TheAdvocate, show me all these hard workers in the USA.
Unfortunately, I am busy working, but if you have any sincere desire to learn about the lost generation in Japan (since ours has yet to be properly journalized), I am quite sure that there are treasure troves of information. This guy I am talking about is no slouch, he was an actuary before getting into our field.
One other point about most of these criticisms are the obvious contradictions:
"go better yourself.... you lazy over educated fucks"
and criticizing excessive consumerism (and related debt), when that's exactly what fuels this faux economy we have.
Zinfamous - you mentioned all the banks sitting on cash. They are. The problem is that they cannot find qualified applicants under traditional sound underwriting criteria to lend it to. For the past 3-4 years banks have been "derisking" their portfolios of unsecured and soft secured loans, especially lines of credit, that were used by borrowers to capitalize their businesses as equity, not as debt. Said another way, they weren't properly colateralized, they were incorrectly structured as interest only, and the balances were not paid back when the assets they financed turned to profits (which, be default, turns them into equity positions). Equity positions in small businesses, at loan spreads, is a mathematical certainty of loss over time and the math is really easy to grasp.
Say you loan 10 small businesses #250k each, with which they are supposed to buy raw materials/productive assets, convert them to profits, and then pay you back (and if its cyclical, borrow again against a line and repeat the process). Your cost of capital is say 2% and the loans are 7% (oversimplified, but for illustration...). Your spread is 5%.

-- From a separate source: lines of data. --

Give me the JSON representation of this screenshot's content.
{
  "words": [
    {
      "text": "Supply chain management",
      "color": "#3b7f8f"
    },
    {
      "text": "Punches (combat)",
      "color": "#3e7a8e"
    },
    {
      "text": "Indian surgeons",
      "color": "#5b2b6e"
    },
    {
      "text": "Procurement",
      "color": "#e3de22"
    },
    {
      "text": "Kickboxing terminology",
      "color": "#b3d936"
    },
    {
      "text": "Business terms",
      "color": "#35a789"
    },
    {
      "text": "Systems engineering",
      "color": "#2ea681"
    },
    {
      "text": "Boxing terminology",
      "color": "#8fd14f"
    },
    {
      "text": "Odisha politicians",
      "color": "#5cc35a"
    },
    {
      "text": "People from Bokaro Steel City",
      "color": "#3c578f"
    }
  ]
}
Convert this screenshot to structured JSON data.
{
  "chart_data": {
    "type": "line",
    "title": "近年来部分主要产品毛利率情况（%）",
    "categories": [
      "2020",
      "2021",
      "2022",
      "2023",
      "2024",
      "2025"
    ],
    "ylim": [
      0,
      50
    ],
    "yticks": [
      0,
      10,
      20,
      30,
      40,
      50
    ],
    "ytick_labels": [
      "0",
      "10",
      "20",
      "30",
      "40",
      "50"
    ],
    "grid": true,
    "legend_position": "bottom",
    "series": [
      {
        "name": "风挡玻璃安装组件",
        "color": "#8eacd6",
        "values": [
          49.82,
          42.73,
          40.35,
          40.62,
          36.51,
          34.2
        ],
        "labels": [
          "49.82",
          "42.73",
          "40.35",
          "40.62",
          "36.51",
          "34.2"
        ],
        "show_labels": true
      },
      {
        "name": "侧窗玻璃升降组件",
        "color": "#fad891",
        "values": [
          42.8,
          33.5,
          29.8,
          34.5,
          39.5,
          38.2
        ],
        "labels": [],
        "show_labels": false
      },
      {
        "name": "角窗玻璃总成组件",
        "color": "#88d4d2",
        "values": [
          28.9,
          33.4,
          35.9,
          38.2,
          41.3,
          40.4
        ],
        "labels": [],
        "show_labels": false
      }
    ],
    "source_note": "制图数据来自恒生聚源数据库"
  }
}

If 9 of the 10 loans perform, in one year, on an Int Only basis, you've made 5% (which is a huge spread by the way) x $225,000 = $112.5k on those assets. If the 10th guy defaults (10% default ratio is a bit high hsitorically, but not lately, not at all), and you are unable to recover but 50% from him (optimistic since most of these loans are soft secured by A/R, Inv, etc), you're still out $125,000, plus the costs of that recovery. $112.5k in profits versus $125k in losses. It only take one loss to wipe out an entire group of performing loans. And many times, the loss is closer to 100% (total) or more (loan + expenses).
So the only way to prevent that is to engage sound underwriting policies that require collateral, "skin in the game" (down payment), etc etc that most borrower's cannot qualify for because they simply don't have it.
I could give you the retail banking lecture about performing mortgages to low DTI couples with excellent credit who cannot refinance because the market value has dropped out of their homes (not without them putting up gobs of cash), but I think you get the point.
If anyone can figure out the solution, let me know. In the meantime, I'll continue to watch banking executives take home enormous bonuses for doing the "hard work" of firing all their worker bees... Seems fair.